An ongoing uptrend is evident on the four-hour chart of the pound sterling against South Africa’s rand (GBPZAR). This unique symbol has made strong gains since the end of last month, moving up from a distinctive stochastic crossover. Last Friday’s price around R18.90 was a two-month high. This seems to be the most important area of resistance this week.
Low support comes around the low at the end of July in the area of 17.18. Although a swift movement downward to this zone does not appear to be likely in the next few periods, we should still expect to see a bounce from there if the uptrend retraces.
Our usual combination of 20 (from Bands), 50, 100 and 200-period simple moving averages yields a fairly strong buy signal. Price is above all of these MAs, and one can observe successive golden crosses in the first week of August. The 50-period SMA has caught up to the the 20 SMA, which might suggest weaker momentum today or even the potential of a larger retracement this week. However, that area of 18.60 is likely to be a zone of support in the near term. Below this, the 100 SMA could be an important support around 18.40.
Bollinger Bands (20, 0, 2) have expanded slightly since the end of last week, which might suggest that volatility will be higher over the next few days. Bands do not give any signal as to saturation at the moment, but the upper deviation is likely to function as an area of resistance.
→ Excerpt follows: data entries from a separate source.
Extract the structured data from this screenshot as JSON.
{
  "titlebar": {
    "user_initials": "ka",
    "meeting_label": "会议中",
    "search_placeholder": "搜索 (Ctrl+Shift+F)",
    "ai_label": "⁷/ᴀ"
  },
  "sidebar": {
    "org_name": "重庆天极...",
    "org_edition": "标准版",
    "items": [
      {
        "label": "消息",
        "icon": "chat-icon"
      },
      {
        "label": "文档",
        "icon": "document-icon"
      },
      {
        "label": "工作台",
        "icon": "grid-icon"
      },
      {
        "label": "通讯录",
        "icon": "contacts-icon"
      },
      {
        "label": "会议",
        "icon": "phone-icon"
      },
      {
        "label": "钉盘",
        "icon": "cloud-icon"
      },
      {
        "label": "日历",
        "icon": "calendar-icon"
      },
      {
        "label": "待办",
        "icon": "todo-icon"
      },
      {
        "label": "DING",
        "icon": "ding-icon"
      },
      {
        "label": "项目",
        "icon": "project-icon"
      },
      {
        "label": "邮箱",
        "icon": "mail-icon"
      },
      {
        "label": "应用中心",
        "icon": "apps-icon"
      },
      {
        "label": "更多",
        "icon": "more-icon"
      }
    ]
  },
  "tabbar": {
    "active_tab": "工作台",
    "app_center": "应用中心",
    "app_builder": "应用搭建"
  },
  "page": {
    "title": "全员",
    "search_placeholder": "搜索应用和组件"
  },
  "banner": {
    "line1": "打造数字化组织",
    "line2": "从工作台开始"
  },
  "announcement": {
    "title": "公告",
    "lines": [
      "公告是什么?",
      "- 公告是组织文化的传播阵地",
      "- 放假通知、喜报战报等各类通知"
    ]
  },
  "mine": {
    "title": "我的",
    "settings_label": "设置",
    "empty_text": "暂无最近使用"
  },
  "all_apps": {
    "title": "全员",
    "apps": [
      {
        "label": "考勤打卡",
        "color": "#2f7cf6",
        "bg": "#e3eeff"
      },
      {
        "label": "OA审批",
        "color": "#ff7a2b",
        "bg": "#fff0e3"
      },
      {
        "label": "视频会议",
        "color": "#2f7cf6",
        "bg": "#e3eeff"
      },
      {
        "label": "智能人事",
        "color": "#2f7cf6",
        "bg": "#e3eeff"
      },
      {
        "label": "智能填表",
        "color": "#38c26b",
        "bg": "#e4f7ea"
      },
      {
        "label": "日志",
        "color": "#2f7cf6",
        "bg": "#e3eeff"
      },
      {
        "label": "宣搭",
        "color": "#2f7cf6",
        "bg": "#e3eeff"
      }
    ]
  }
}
Data from the slow stochastic (15, 5, 5) is more important. The downward crossover slightly inside the overbought zone is a classic signal of retracement, supporting the picture of lower momentum from the 20 and 50 SMAs.
MACD (12, 30, 9) also seems to suggest weaker momentum upward. The histogram has been basically stable in this week’s trading so far, and the signal line seems set to catch up with it. This means that an extension upward within overbought does not appear to be likely.
The lack of follow-up on classic patterns since late last week also runs with the apparent decrease in momentum. Friday featured upward three soldiers, although we can observe somewhat elongated tails. Then this week’s opening candle engulfed the previous period despite having quick a long wick. Now the last period has balance between its wick and tail. In general, then, traders should be cautious before buying a breakout based only on price action here.
Fibonacci lines here come from the overall uptrend since the end of July. Perhaps the most important of these is the 23.6% retracement because this occurs in the area of the initial slowdown in momentum last week. None of the other lines appears at present to be any more significant than usual.
A number of releases from the UK this week features data on mortgages and loans prominently. More importantly, GfK consumer confidence for August is released on Thursday night at 23.00 GMT. This will probably not alter the technical outlook notably. However, unpredictable politics in both the UK and South Africa plus the G7’s meeting might provide some fundamental direction.
The overall signal from technical indicators on H4 GBPZAR suggests lower momentum and possibly a more significant retracement from last week’s high. More gains in the immediate future are unfavorable; however, traders must consider this symbol’s very high volatility. Brexit in particular is an important driver of all of the pound’s pairs.